Om een indruk van de geuremissie tijdens mestmanagement te krijgen is een korte verkenning van de literatuur gedaan. In 2010 volgt een verdere uitwerking van dit milieueffect.

Geuremissies uit mest omvatten voornamelijk vluchtige fenolen (p-cresol) > vetzuren > ammoniak en H2S. De grootte van geuremissie, en daarmee de overlast, is afhankelijk van

luchtbeweging, temperatuur, relatieve luchtvochtigheid, aeratie en beweging van mest in opslag (door roeren/ bijvullen/ aftappen) (Spoelstra, 1978; Powers et al., 1999; Edeogu et al., 2001; Zhao et al., 2007).

Geuremissies uit opslag kunnen verminderd worden door (semi)doorlatende of ondoorlatende afdekkingen, waarbij de (semi)doorlatende afdekkingen (natuurlijke mest korst, stro, opgeblazen klei ballen en geotextiel) leiden tot een reductie in geuremissie van 10–90%, en de ondoorlatende afdekkingen (beton, plastics, al of niet opgeblazen) tot een reductie van ca. 80–95% (Bicudo et al., 2004; Zhao et al., 2008).

Geuremissies bij toediening kunnen verminderd worden door mestverspreiding dicht aan het oppervlak, onder het gewas (bv gras) of injectie in de bodem. Direct onderwerken van mest leidt tot reducties in geuremissies van 20–90%. Injectie van mest leidt tot geuremissie reducties van ca. 90 % (Zhao et al., 2007).

Bij mestopslag in kelders en opslagen overheerst anaerobe afbraak van koolhydraten en eiwitten. Daardoor overheerst bij methaangisting de zure gisting wat leidt tot vorming van vluchtige vetzuren en fenolen (die een groot deel van stank veroorzaken) in plaats van methaan (Spoelstra, 1978). Bij mestvergisting wordt methaanvergisting bevorderd, en zijn vluchtige vetzuren een hoofdzakelijke C-bron voor methanogene micro-organismen, zodat a) minder zure gistingsproducten (fenolen, vluchtige vetzuren) ontstaan, en b) deze producten weer worden afgebroken (Brock et al., 1988). Hansen et al. (2006) maten een afname in vluchtige vetzuren van 79-97% in vergiste mest ten opzichte van onvergiste mest (Hansen et al., 2006).
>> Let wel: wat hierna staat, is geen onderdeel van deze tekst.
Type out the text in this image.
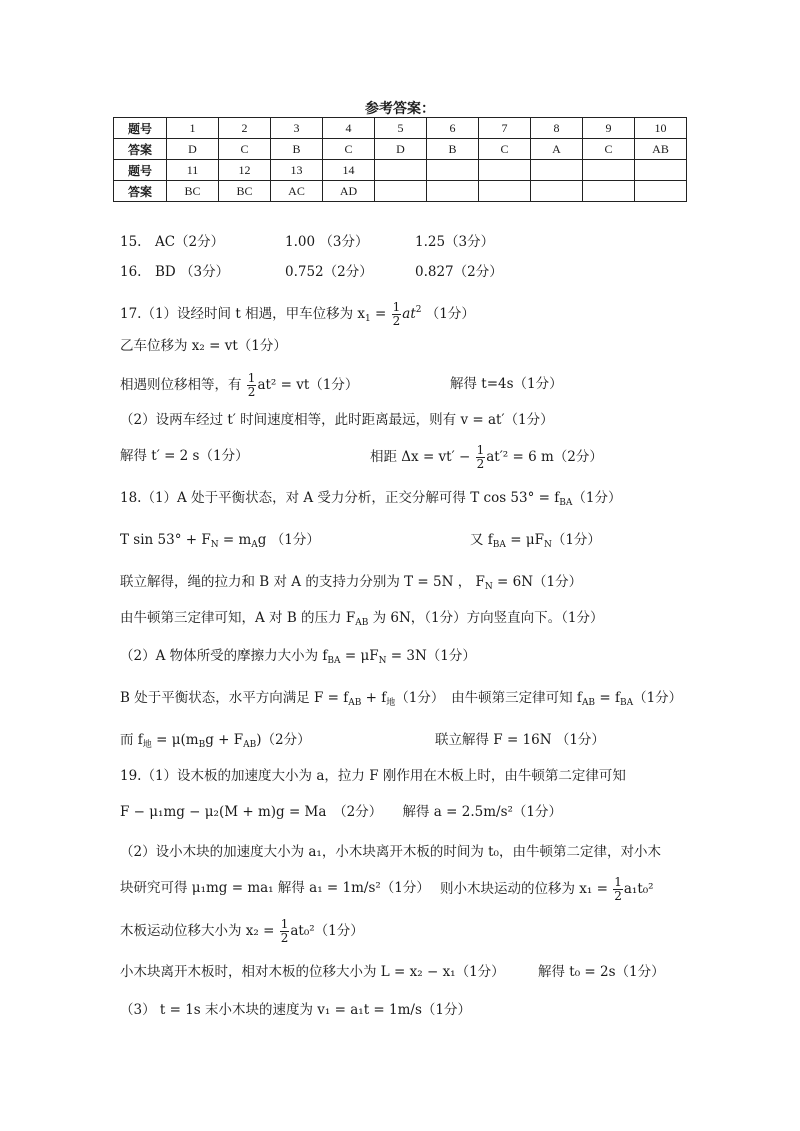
参考答案：
题号	1	2	3	4	5	6	7	8	9	10
答案	D	C	B	C	D	B	C	A	C	AB
题号	11	12	13	14						
答案	BC	BC	AC	AD						
15.　AC（2分）	1.00 （3分）	1.25（3分）
16.　BD （3分）	0.752（2分）	0.827（2分）
17.（1）设经时间 t 相遇，甲车位移为 $x_1 = \frac{1}{2} at^2$ （1分）
乙车位移为 x₂ = vt（1分）
相遇则位移相等，有 $\frac{1}{2} at^2 = vt(1$分）	解得 t=4s（1分）
（2）设两车经过 t′ 时间速度相等，此时距离最远，则有 v = at′（1分）
解得 t′ = 2 s（1分）	相距 $\Delta x = vt' - \frac{1}{2} at'^2 = 6$ m（2分）
18.（1）A 处于平衡状态，对 A 受力分析，正交分解可得 T $\cos 53^\circ = f_{BA}(1$分）
T $\sin 53^\circ + F_N = m_Ag$ （1分）	又 $f_{BA} = \mu F_N(1$分）
联立解得，绳的拉力和 B 对 A 的支持力分别为 T = 5N ， $F_N = 6N(1$分）
由牛顿第三定律可知，A 对 B 的压力 $F_{AB}$ 为 6N，（1分）方向竖直向下。（1分）
（2）A 物体所受的摩擦力大小为 $f_{BA} = \mu F_N = 3N(1$分）
B 处于平衡状态，水平方向满足 $F = f_{AB} + f_地(1$分）　由牛顿第三定律可知 $f_{AB} = f_{BA}(1$分）
而 $f_地 = \mu(m_Bg + F_{AB})(2$分）	联立解得 F = 16N （1分）
19.（1）设木板的加速度大小为 a，拉力 F 刚作用在木板上时，由牛顿第二定律可知
F − μ₁mg − μ₂(M + m)g = Ma　（2分）　　解得 a = 2.5m/s²（1分）
（2）设小木块的加速度大小为 a₁，小木块离开木板的时间为 t₀，由牛顿第二定律，对小木
块研究可得 μ₁mg = ma₁ 解得 a₁ = 1m/s²（1分） 则小木块运动的位移为 $x_1 = \frac{1}{2} a_1t_0^2$
木板运动位移大小为 $x_2 = \frac{1}{2} at_0^2(1$分）
小木块离开木板时，相对木板的位移大小为 L = x₂ − x₁（1分） 解得 t₀ = 2s（1分）
（3） t = 1s 末小木块的速度为 v₁ = a₁t = 1m/s（1分）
Geurreductie na toediening op het veld was 17% bij alleen vergisting en 50% bij vergisting en scheiding. Pain et al. (1990) maten een geurreductie van 60-70% na toediening van vergiste mest ten opzichte van onvergiste drijfmest (Pain et al., 1990). Mestvergisting leidde ook tot een afname in droge stof, totaal N en vluchtige vetzuren. Immovilli et al. (2008) maten in een lab-proef een geur reductie van 64% in vergiste mest, terwijl de ammoniakemissie 73% toenam (vanwege de hogere NH4

+

gehalten in het digestaat) ten opzichte van onvergiste drijfmest (Immovilli et al., 2008).